Thursday, November 29, 2007

November 29 Flu Update

An initial report says the recent UK outbreak might have been carried by wild birds (!!)

Migratory birds are also blamed in Romania. (Quick question: is blaming migratory birds just easier than looking at import patterns).

As bird flu hits 60th country, Nabarro warns pandemic is still out there.

The cull in Saudi Arabia is up to 200,000 birds.

Flu Prep is ongoing in the Cayman Islands.

Revere blogs the latest article on non-pharmaceutical interventions--this one appears to be a little weak in the knees.

Promed on Saudi Arabia banning imports from the Sudan.

ProMed commenter clarifies the situation in Saudi Arabia.

Merck and Sanofi are building vaccine plants abroad.

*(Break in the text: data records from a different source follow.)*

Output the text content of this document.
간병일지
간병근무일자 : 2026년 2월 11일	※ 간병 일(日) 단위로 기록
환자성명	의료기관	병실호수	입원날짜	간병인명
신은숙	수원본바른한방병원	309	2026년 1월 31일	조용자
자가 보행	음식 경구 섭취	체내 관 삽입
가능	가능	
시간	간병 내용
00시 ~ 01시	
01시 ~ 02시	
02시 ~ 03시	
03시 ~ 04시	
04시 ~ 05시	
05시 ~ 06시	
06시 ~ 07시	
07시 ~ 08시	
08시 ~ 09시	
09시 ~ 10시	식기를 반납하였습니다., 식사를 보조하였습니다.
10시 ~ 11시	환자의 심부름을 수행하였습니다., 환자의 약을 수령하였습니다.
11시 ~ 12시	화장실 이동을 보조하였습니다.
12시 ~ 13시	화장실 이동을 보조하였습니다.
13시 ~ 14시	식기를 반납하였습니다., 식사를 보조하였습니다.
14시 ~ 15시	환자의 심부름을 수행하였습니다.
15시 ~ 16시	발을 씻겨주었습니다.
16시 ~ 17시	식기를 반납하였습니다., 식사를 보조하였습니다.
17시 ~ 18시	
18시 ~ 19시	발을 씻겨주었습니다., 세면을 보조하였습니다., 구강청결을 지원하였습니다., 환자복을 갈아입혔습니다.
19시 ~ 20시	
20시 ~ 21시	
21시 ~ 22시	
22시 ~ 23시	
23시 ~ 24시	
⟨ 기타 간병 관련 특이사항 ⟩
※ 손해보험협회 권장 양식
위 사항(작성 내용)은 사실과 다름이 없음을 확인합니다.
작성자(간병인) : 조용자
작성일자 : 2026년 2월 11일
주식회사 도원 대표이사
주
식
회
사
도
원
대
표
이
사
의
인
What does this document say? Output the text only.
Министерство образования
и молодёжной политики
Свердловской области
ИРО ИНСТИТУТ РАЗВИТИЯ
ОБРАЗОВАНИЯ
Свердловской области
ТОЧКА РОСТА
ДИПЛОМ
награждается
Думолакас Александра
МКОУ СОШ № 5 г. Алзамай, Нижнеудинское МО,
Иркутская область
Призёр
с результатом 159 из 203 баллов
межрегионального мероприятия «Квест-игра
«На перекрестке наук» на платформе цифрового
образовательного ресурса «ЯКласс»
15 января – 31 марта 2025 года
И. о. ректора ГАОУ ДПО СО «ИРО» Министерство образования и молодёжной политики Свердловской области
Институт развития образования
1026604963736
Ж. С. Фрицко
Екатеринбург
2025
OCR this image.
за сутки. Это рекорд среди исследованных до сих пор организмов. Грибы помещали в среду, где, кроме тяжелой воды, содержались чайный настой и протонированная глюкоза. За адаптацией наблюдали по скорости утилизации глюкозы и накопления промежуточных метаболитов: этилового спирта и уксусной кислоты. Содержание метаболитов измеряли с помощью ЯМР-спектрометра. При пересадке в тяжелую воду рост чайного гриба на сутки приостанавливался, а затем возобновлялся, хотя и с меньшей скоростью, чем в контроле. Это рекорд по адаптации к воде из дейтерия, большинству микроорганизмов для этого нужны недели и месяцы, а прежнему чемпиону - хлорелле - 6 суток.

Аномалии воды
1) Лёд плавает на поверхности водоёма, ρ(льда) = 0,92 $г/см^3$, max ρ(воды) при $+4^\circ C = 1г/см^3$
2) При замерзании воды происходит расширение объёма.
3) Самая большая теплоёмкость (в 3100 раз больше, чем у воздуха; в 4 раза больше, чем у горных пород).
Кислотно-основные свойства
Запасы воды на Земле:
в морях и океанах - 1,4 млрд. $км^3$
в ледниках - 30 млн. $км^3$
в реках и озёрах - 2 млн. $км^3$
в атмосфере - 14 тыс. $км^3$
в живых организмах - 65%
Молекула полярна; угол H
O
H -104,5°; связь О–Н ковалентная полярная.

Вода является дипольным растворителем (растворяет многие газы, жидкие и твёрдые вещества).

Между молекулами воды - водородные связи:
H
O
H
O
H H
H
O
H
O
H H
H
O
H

Oklahoma City is preparing for a pandemic.

1 Comments:

At 3:49 PM, Blogger Wulfgang said...

Orange;

Nice set of diverse articles today – I will say one thing, you believe in diversity. However, I really don’t wish to comment on the usual standing debate subjects: NPI’s or whether migratory birds or cross-border trade and smuggling, spreads the virus most. I really don’t care.

I’d like to comment on what seems like Dr. Nabarro’s one thousandth warning and message: the pandemic is still out there. And I’d like to express my disagreement with the following statements made by Dr. Pascal James Imperato, Public Health Director of SUNY-Downtown Medical Center, who made the following two statements in the article:

“… we have a wider margin of comfort, because this virus has not been able to commingle its genetic material with that of a human influenza virus, and in so doing, acquire the ability to be transmitted from person-to-person.”

“ Sporadic human-to-human transmission of the H5N1 strain has been reported in Hong Kong, Vietnam and Indonesia but none of the cases has been proven and officials determined there was no epidemiological significance because the spread was not sustained”.

These kind of benign and placating statements are what confuses people, and the media, and lulls everyone unfamiliar with the subject, into complacency.

Earlier this week, Dr. C.A. Nidom, an Indoesian molecular biologist, reported that the H5N1 virus has in fact mutated into 5 distinct subgroups in Indonesia, unknown to the outside world. Here’s the link: http://www.tempointeraktif.com/hg/nasional/2007/11/26/brk,20071126-112317,id.html . In addition to this, coincidentally, some very well founded unusual and unsubstantiated rumors have also begun circulating on the flu blog sites, about the situation there rapidly “getting out of hand”. And as I always say, there usually is a kernel of truth in rumors.

If this weren’t alarming enough, several other avian viruses have infected humans in recent years, some of them resulting in deaths, and these should not be ignored as other pandemic sources: H7N2, H7N3, H7N7, H9N2 and H10N7. In fact, the H2 influenza virus has not been in human circulation for many years, and it seem people would be high susceptible to it, as well, and have little resistance.

So what is my point? My point is that we are not out of the woods and in fact, we still face an increasing probability of a pandemic as time passes. But the problem is the relative probability of any pandemic originating from the high pathogenic H5N1 virus, rather than from any of the other avian viruses I mentioned, cannot be quantified because no comprehensive comparative data is available, and there is very poor comprehension of viral evolution processes and risk factors. The fact that clusters have no had sustained human-to-human spread, and the viruses have not had effective demonstrated commingling with human genetic material or common seasonal influenza strains – is zoonotic and viral deception. What we have now occurring, in my opinion, is significant genetic variation in circulating avian viruses (as demonstrated in Indonesia) as a result of extremely high rates of genetic drift, and an ever-increasing unknown range of hosts.

Here is the bottom line that should be recognized and communicated: only two small proteins produced enough change in the 1918 virus (H1) to alter its transmissibility and cause millions of deaths worldwide. Not only would it take a similar small change to alter the H5N1 virus to enable it to become similarly pandemic capable – but I believe the same phenomenon could well happen (or be happening) within all the other avian virus family of viruses also.

The next pandemic will be a random event, according to science and statistics. But just like the throwing of the dice… sooner or later the “snake eye’s” pop up, given enough time and tosses.